Devido ao sucesso das obras, os bordados de Pedro Luis foram expostos para o público pela primeira vez em julho de 2017. O artista fez a sua primeira mostra individual no Rio de Janeiro, no Centro Cultural da Justiça Federal. Os objetos ficaram no espaço até setembro quando foram remanejados para São Paulo, onde ele vive. “Em 2016, participei de uma coletiva, no Rio de Janeiro, com outros quatro artistas no mesmo espaço da mostra, o CCJF. O trabalho que estava apresentando na época era diferente, usava colagens e discos de vinil. Fiz amizade com a curadora e ela percebeu que a minha linguagem tinha mudado. Em uma visita por São Paulo, a convidei para conhecer o novo gênero e recebi a proposta para fazer uma individual minha. A exposição paulistana foi similar ao processo carioca. Conheci o curador através de uma amiga”, relembrou. Apesar de alguns trabalhos terem passado pelas duas exposições, ambas foram diferentes. Muito material já havia sido vendido no Rio e outras obras não cabiam na proposta da montagem paulistana, de acordo com a sugestão da curadoria. Mesmo que as duas mostras tenham sido encerradas, ainda é possível conferir na galeria Cartel 011 uma versão pequena das mesmas até o final do ano.
De acordo com o próprio artista, as obras que produz não são muito diferentes das poesias escritas de seus amigos. A grande diferença é o uso de outras ferramentas. No entanto, como todo o artista, a arte também precisa ser consumida e financiada. A forma que Pedro Luis encontrou de continuar vivendo das obras em tempos de crise foi fazer produtos sob encomenda. Isto serve tanto para pessoas físicas que queiram presentear alguém como para grandes empresas como a própria rede Globo. “Vejo os trabalhos sob encomenda como algo mais comercial, um espírito parecido de quando uma loja ou uma empresa me pede para fazer uma parceria. Encaro isso como um trabalho o que não deixa de ser artístico”, explicou. Recentemente, o publicitário fez alguns bordados para um leilão no dia do McLanche Feliz, no McDonald’s. Durante a produção, Pedro Luis precisou respeitar o tema exigido.

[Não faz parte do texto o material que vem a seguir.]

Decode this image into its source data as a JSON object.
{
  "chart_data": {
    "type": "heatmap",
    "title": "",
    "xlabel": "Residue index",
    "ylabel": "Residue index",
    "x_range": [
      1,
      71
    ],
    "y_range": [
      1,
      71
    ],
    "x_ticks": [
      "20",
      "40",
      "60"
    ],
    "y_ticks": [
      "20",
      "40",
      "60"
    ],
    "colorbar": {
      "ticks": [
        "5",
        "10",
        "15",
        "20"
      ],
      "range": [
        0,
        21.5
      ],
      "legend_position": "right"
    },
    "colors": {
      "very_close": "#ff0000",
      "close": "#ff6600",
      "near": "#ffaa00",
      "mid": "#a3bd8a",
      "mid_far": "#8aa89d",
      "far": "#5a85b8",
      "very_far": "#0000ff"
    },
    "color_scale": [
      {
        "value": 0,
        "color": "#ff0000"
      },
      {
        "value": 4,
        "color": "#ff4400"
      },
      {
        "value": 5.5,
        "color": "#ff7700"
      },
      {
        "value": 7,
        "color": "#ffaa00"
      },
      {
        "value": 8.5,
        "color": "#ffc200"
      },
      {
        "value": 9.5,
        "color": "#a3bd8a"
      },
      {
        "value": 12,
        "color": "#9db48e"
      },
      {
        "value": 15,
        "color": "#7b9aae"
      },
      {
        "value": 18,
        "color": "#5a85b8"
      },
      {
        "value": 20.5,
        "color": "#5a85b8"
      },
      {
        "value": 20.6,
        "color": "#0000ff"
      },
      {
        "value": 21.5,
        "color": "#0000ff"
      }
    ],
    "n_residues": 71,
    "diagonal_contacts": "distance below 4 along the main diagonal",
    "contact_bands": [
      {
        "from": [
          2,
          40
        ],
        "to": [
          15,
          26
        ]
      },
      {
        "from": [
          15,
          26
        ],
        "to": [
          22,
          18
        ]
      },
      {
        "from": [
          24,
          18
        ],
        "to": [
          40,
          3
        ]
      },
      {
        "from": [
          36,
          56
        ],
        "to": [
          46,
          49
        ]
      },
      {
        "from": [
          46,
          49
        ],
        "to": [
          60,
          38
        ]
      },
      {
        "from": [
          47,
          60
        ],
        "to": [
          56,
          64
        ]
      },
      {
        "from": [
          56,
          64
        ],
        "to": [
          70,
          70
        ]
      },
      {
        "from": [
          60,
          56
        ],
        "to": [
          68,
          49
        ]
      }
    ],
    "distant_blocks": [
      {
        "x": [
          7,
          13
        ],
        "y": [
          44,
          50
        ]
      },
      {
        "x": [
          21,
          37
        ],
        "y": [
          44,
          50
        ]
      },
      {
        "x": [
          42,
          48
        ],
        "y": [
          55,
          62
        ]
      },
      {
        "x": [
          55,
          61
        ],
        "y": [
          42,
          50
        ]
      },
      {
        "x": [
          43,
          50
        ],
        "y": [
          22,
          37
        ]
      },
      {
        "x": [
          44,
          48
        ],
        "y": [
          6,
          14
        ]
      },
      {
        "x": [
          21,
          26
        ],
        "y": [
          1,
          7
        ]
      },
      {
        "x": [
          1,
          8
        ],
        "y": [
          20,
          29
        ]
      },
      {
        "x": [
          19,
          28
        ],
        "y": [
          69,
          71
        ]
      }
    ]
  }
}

Ao trazer a possibilidade para o público de consumir, literalmente, a arte, Pedro Luis acaba esbarrando em outro problema. Em uma sociedade extremamente massificada e com déficit na educação, muitos não enxergam o valor importantíssimo da arte para a cultura. Por isso, alguns clientes tentam questionar o preço final da obra sem levar em consideração todo o estudo, dedicação e conceito por trás. “É muito bom para mim saber que cada objeto que faço é único, mas tem muitas pessoas que não sabem valorizar e não entendem os trabalhos artesanais. Às vezes, quando os clientes se assustam quando eu passo o preço, por achar caro. O manual é muito mais complicado, ainda mais um bordado que não é algo fácil. Com certeza, não foi algo importado da China”, criticou.